Model Once, Represent Everywhere: UDA (Unified Data Architecture) at Netflix
Medium as a publishing platform
- Some are puzzled that a company of this size still uses Medium, given popups and UX problems.
- Defenses: discovery/SEO, recruiting visibility, and offloading platform maintenance to marketing/communications rather than engineering.
RDF / Semantic Web revival
- Many are surprised and pleased to see RDF, Turtle, SPARQL, OWL, SHACL used at this scale, viewing it as a long‑ignored but powerful stack.
- Netflix is praised for reusing W3C standards instead of inventing proprietary graph tech.
- Others recall semantic web efforts stalling due to tooling and governance overhead, and question whether this time will be different.
Unified vocabularies vs domain realities
- Strong agreement that duplicated, drifting schemas create real pain: multiple “truths,” reconciliation projects, Excel/side systems, and data drift.
- Equally strong pushback that “movie” or “actor” cannot have a single universal definition; meaning is context‑ and department‑specific.
- Critics recall failed “universal entity” and UML/enterprise modeling fads, arguing that over‑unification slows development and becomes bureaucracy.
- UDA proponents in the thread stress that:
- Universality is not assumed; domains remain first‑class.
- Multiple models can coexist, and UDA focuses on discovery, extensibility, and mappings between them rather than forcing one schema.
Governance, business, and organizational costs
- Many note the core challenge is organizational: change management, consensus, and “red tape” when one shared model affects the whole company.
- Others reply this is unavoidable at scale: if many services depend on your data, you already owe them coordination, regardless of architecture.
- Some compare this to SAP/Epic style fixed schemas (dictate to teams) and warn about “big men” imposing idiosyncratic models.
Versioning, change management, and runtime checks
- Concerns center on evolving schemas, deprecating fields, and supporting old/new clients across distributed services.
- Suggested mitigations: contract testing (Pact‑style), explicit deprecation cycles, and federated GraphQL–like processes.
- UDA architects say they plan to manage deprecation similarly to Netflix’s large GraphQL federation, tracking consumers and coordinating changes.
- Runtime enforcement currently varies by projection: stronger with SHACL/SPARQL, weaker in Java/GraphQL, with work underway on scalable validation.
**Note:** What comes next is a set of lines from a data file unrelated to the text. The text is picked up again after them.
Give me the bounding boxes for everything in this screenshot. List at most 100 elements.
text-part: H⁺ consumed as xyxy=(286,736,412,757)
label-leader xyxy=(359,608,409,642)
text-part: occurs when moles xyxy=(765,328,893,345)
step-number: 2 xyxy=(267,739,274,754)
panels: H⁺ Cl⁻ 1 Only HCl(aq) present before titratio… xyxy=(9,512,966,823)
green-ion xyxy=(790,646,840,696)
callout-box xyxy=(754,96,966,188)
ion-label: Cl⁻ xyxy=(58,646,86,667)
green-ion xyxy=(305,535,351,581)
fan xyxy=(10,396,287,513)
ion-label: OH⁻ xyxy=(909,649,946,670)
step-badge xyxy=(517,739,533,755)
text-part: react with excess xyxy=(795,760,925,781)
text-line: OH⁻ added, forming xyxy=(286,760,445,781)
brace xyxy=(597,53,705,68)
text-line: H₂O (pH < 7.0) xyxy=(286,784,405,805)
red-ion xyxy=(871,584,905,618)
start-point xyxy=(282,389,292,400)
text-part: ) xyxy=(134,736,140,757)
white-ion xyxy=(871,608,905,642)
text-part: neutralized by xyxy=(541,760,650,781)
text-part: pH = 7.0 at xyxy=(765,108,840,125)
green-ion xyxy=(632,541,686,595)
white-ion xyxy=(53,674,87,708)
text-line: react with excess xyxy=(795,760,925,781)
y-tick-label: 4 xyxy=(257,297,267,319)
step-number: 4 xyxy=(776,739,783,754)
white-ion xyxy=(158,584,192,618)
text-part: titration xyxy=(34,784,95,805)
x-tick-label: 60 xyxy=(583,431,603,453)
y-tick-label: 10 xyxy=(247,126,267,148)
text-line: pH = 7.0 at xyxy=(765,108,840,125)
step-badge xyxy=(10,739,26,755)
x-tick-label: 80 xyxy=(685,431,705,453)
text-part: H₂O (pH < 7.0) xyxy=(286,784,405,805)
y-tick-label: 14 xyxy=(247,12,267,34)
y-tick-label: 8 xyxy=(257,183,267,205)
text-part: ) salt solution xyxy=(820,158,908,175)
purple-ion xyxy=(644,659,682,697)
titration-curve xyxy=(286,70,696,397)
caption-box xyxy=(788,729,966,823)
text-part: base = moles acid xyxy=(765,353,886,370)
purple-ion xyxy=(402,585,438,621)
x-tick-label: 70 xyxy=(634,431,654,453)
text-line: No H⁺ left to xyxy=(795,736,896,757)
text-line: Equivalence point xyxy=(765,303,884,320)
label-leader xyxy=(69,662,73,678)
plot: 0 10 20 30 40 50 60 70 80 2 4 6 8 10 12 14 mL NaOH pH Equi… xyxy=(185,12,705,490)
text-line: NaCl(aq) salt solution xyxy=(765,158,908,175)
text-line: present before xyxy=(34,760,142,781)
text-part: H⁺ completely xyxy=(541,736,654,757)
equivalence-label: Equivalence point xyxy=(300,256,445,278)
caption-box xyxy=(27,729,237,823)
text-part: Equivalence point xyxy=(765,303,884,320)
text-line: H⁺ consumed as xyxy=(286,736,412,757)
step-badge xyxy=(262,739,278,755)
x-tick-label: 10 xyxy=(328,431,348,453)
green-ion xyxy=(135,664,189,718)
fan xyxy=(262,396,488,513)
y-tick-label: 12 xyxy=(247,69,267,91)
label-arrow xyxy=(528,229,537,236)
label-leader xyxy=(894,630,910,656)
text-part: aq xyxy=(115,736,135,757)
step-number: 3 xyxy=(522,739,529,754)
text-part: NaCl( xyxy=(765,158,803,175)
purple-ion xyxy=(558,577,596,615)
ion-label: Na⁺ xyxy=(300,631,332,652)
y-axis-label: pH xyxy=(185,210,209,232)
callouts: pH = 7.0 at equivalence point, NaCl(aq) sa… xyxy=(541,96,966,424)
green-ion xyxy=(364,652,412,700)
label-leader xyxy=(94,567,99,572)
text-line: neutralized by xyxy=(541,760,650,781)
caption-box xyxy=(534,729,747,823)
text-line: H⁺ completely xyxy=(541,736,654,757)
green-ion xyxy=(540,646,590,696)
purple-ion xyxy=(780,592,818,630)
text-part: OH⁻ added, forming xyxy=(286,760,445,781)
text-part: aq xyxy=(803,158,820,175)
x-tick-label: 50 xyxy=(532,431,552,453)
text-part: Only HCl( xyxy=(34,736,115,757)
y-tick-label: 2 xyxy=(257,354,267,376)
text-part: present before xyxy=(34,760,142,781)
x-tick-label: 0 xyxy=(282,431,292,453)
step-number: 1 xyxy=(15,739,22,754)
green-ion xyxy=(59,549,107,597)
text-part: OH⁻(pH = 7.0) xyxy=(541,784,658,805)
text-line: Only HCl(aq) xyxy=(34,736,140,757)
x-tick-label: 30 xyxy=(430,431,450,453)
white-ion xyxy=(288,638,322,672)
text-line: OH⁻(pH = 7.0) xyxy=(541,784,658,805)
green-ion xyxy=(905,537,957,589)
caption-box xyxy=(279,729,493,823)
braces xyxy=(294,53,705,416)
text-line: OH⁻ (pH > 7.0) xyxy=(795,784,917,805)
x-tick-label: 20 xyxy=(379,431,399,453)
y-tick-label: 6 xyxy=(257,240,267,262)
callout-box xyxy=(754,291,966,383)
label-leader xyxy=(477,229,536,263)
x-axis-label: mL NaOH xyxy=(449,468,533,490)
Relation to DDD and previous efforts
- Several argue UDA’s “domain model” term differs from DDD’s behavior‑centric, bounded‑context models and risks re‑introducing central “ubiquitous language” at machine level.
- Others emphasize UDA can support both: distinct domain models plus explicit mappings, not an enforced single enterprise model.
- The effort is compared to Uber’s Dragon, LinkedIn’s Hydra, Palantir, Microsoft Graph, and older data‑dictionary systems; some see UDA as a more systematic, graph‑based evolution, others as “not new” and potentially over‑engineered.